I would say there is some evidence that family leave can improve outcomes, but there is not much evidence to suggest that the primary channel is breast feeding.

Monday, July 2, 2018

Native employment rose with immigration

A colleague and I examined ACS data from 2005 to 2016 and found evidence that native employment actually rose along with U.S. immigration, contrary to what one might expect based on basic economic theory where labor demand isn't shifting.

Mao-Mei Liu and I applied a standard statistical model in social science, panel fixed effects, to public-use microdata areas (PUMAs) in the U.S. over the period covered by the American Community Survey (ACS). We were concerned that we'd find something that was irregular but only because of the Great Recession. One could easily imagine seeing that the recession dried up employment for immigrants and natives alike, and that would tell us little about how the two themselves were related.  But instead what we found was a remarkably robust result across time periods and Census divisions: native employment seemed to trend upward by a small amount with immigration.

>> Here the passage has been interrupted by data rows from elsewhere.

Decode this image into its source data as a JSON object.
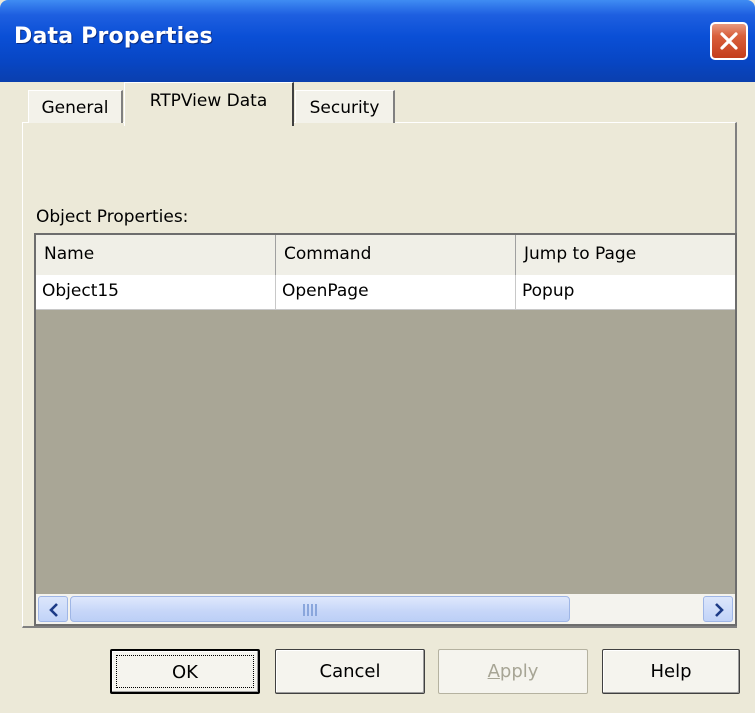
{
  "window": {
    "title": "Data Properties"
  },
  "tabs": [
    {
      "label": "General",
      "active": false
    },
    {
      "label": "RTPView Data",
      "active": true
    },
    {
      "label": "Security",
      "active": false
    }
  ],
  "panel": {
    "section_label": "Object Properties:",
    "table": {
      "columns": [
        "Name",
        "Command",
        "Jump to Page"
      ],
      "rows": [
        [
          "Object15",
          "OpenPage",
          "Popup"
        ]
      ]
    },
    "scrollbar": {
      "left_icon": "scroll-left-arrow-icon",
      "right_icon": "scroll-right-arrow-icon"
    }
  },
  "buttons": {
    "ok": "OK",
    "cancel": "Cancel",
    "apply_accel": "A",
    "apply_rest": "pply",
    "help": "Help"
  },
  "colors": {
    "titlebar": "#0a4fd6",
    "close": "#d9603c",
    "dialog_bg": "#ece9d8",
    "grid_empty": "#a9a696"
  }
}
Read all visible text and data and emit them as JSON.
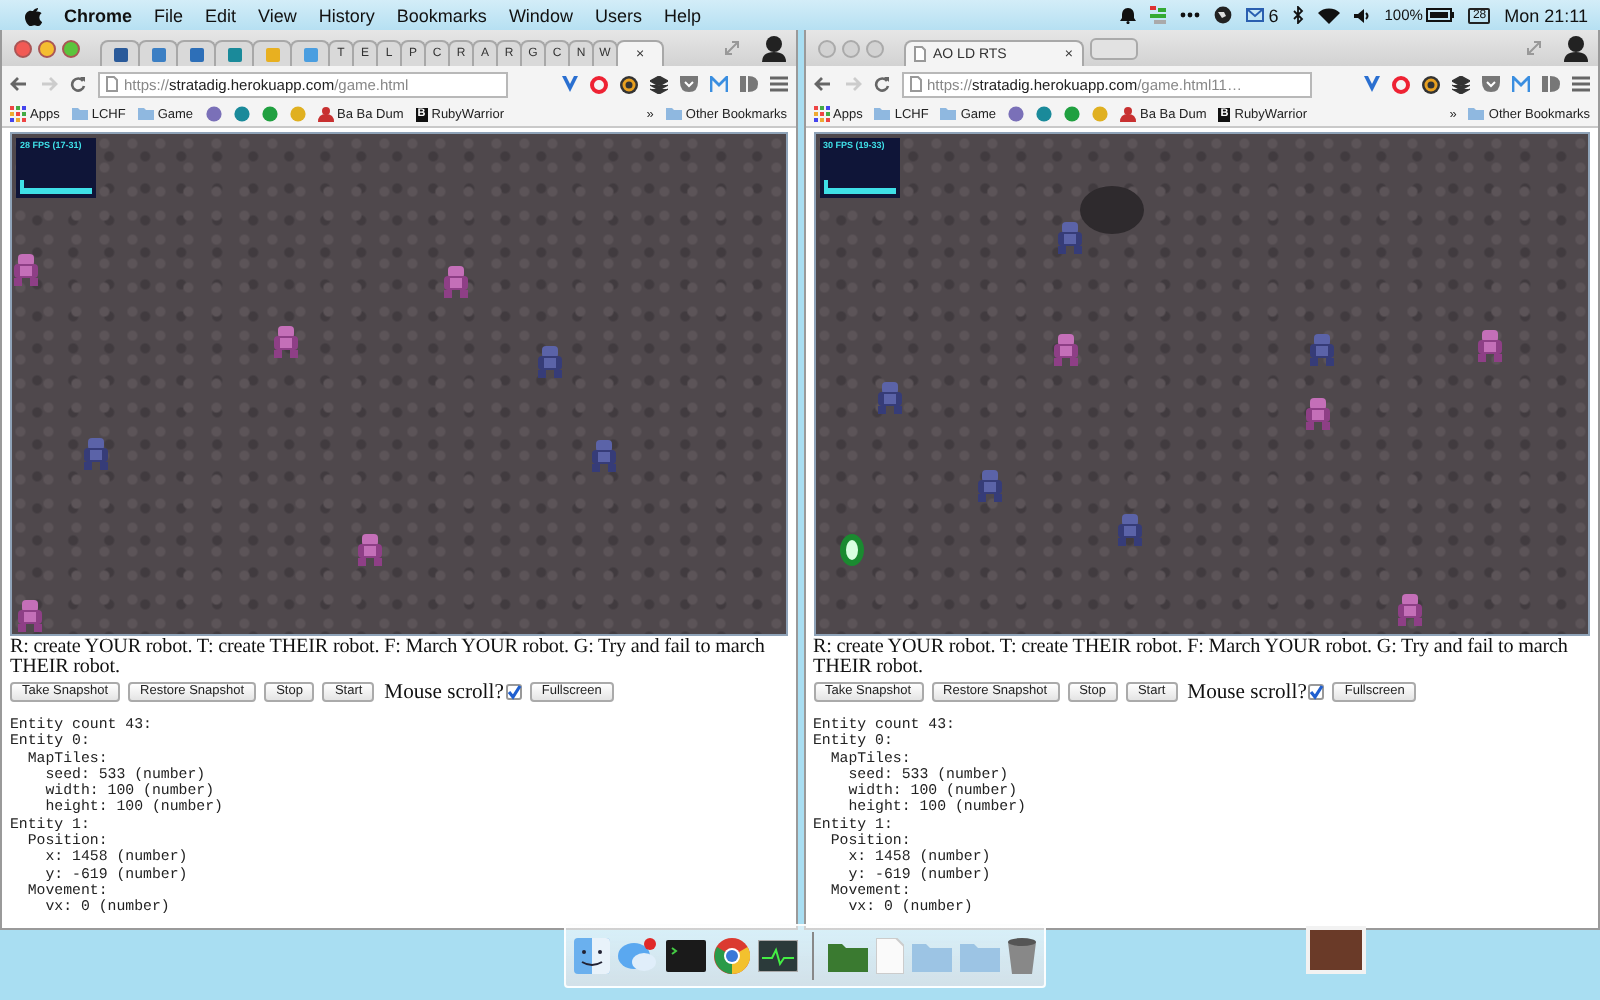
{
  "menu_bar": {
    "app": "Chrome",
    "items": [
      "File",
      "Edit",
      "View",
      "History",
      "Bookmarks",
      "Window",
      "Users",
      "Help"
    ],
    "mail_count": "6",
    "battery": "100%",
    "calendar_day": "28",
    "clock": "Mon 21:11"
  },
  "windows": [
    {
      "focused": true,
      "tabs": [
        {
          "kind": "icon",
          "color": "#2a5a9a",
          "selected": false
        },
        {
          "kind": "icon",
          "color": "#3b7fc4",
          "selected": false
        },
        {
          "kind": "icon",
          "color": "#2d6fb8",
          "selected": false
        },
        {
          "kind": "icon",
          "color": "#1a8a9a",
          "selected": false
        },
        {
          "kind": "icon",
          "color": "#e8b020",
          "selected": false
        },
        {
          "kind": "icon",
          "color": "#4a9ee0",
          "selected": false
        },
        {
          "kind": "letter",
          "label": "T",
          "selected": false
        },
        {
          "kind": "letter",
          "label": "E",
          "selected": false
        },
        {
          "kind": "letter",
          "label": "L",
          "selected": false
        },
        {
          "kind": "letter",
          "label": "P",
          "selected": false
        },
        {
          "kind": "letter",
          "label": "C",
          "selected": false
        },
        {
          "kind": "letter",
          "label": "R",
          "selected": false
        },
        {
          "kind": "letter",
          "label": "A",
          "selected": false
        },
        {
          "kind": "letter",
          "label": "R",
          "selected": false
        },
        {
          "kind": "letter",
          "label": "G",
          "selected": false
        },
        {
          "kind": "letter",
          "label": "C",
          "selected": false
        },
        {
          "kind": "letter",
          "label": "N",
          "selected": false
        },
        {
          "kind": "letter",
          "label": "W",
          "selected": false
        },
        {
          "kind": "page",
          "close": "×",
          "selected": true
        }
      ],
      "url": {
        "scheme": "https://",
        "host": "stratadig.herokuapp.com",
        "path": "/game.html"
      },
      "bookmarks": {
        "items": [
          {
            "kind": "apps",
            "label": "Apps"
          },
          {
            "kind": "folder",
            "label": "LCHF"
          },
          {
            "kind": "folder",
            "label": "Game"
          },
          {
            "kind": "favicon",
            "color": "#7a70b8"
          },
          {
            "kind": "favicon",
            "color": "#1a8a9a"
          },
          {
            "kind": "favicon",
            "color": "#20a040"
          },
          {
            "kind": "favicon",
            "color": "#e0b020"
          },
          {
            "kind": "favicon",
            "label": "Ba Ba Dum",
            "color": "#c83030"
          },
          {
            "kind": "badge",
            "badge": "B",
            "label": "RubyWarrior"
          }
        ],
        "overflow": "»",
        "other": "Other Bookmarks"
      },
      "page": {
        "fps": "28 FPS (17-31)",
        "help": "R: create YOUR robot. T: create THEIR robot. F: March YOUR robot. G: Try and fail to march THEIR robot.",
        "controls": [
          {
            "kind": "button",
            "label": "Take Snapshot"
          },
          {
            "kind": "button",
            "label": "Restore Snapshot"
          },
          {
            "kind": "button",
            "label": "Stop"
          },
          {
            "kind": "button",
            "label": "Start"
          },
          {
            "kind": "checkbox",
            "label": "Mouse scroll?",
            "checked": true
          },
          {
            "kind": "button",
            "label": "Fullscreen"
          }
        ],
        "debug": [
          {
            "text": "Entity count 43:"
          },
          {
            "text": "Entity 0:",
            "children": [
              {
                "text": "MapTiles:",
                "children": [
                  {
                    "text": "seed: 533 (number)"
                  },
                  {
                    "text": "width: 100 (number)"
                  },
                  {
                    "text": "height: 100 (number)"
                  }
                ]
              }
            ]
          },
          {
            "text": "Entity 1:",
            "children": [
              {
                "text": "Position:",
                "children": [
                  {
                    "text": "x: 1458 (number)"
                  },
                  {
                    "text": "y: -619 (number)"
                  }
                ]
              },
              {
                "text": "Movement:",
                "children": [
                  {
                    "text": "vx: 0 (number)"
                  }
                ]
              }
            ]
          }
        ]
      }
    },
    {
      "focused": false,
      "tabs": [
        {
          "kind": "page",
          "label": "AO LD RTS",
          "close": "×",
          "selected": true
        }
      ],
      "url": {
        "scheme": "https://",
        "host": "stratadig.herokuapp.com",
        "path": "/game.html11…"
      },
      "bookmarks": {
        "items": [
          {
            "kind": "apps",
            "label": "Apps"
          },
          {
            "kind": "folder",
            "label": "LCHF"
          },
          {
            "kind": "folder",
            "label": "Game"
          },
          {
            "kind": "favicon",
            "color": "#7a70b8"
          },
          {
            "kind": "favicon",
            "color": "#1a8a9a"
          },
          {
            "kind": "favicon",
            "color": "#20a040"
          },
          {
            "kind": "favicon",
            "color": "#e0b020"
          },
          {
            "kind": "favicon",
            "label": "Ba Ba Dum",
            "color": "#c83030"
          },
          {
            "kind": "badge",
            "badge": "B",
            "label": "RubyWarrior"
          }
        ],
        "overflow": "»",
        "other": "Other Bookmarks"
      },
      "page": {
        "fps": "30 FPS (19-33)",
        "help": "R: create YOUR robot. T: create THEIR robot. F: March YOUR robot. G: Try and fail to march THEIR robot.",
        "controls": [
          {
            "kind": "button",
            "label": "Take Snapshot"
          },
          {
            "kind": "button",
            "label": "Restore Snapshot"
          },
          {
            "kind": "button",
            "label": "Stop"
          },
          {
            "kind": "button",
            "label": "Start"
          },
          {
            "kind": "checkbox",
            "label": "Mouse scroll?",
            "checked": true
          },
          {
            "kind": "button",
            "label": "Fullscreen"
          }
        ],
        "debug": [
          {
            "text": "Entity count 43:"
          },
          {
            "text": "Entity 0:",
            "children": [
              {
                "text": "MapTiles:",
                "children": [
                  {
                    "text": "seed: 533 (number)"
                  },
                  {
                    "text": "width: 100 (number)"
                  },
                  {
                    "text": "height: 100 (number)"
                  }
                ]
              }
            ]
          },
          {
            "text": "Entity 1:",
            "children": [
              {
                "text": "Position:",
                "children": [
                  {
                    "text": "x: 1458 (number)"
                  },
                  {
                    "text": "y: -619 (number)"
                  }
                ]
              },
              {
                "text": "Movement:",
                "children": [
                  {
                    "text": "vx: 0 (number)"
                  }
                ]
              }
            ]
          }
        ]
      }
    }
  ]
}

I'm particular keen on the point estimate of the average effect, which showed something like 1 additional native employed for every 20 more immigrants in the local labor force.  This sounds a lot like a situation where foreign-born labor combines with native labor, where the native labor might specialize in communications. There could be many other ways in which labor combines, and we did not examine industries or occupations.

Friday, June 1, 2018

Marshmallows and wealth

Here’s a nifty Atlantic article about the famous Marshmallow Test of delayed gratification in childhood and later-life outcomes. As one might expect, family background matters a lot in determining whether you can wait on that marshmallow. An easy way to see why is to imagine why a child might be hungry for the marshmallow.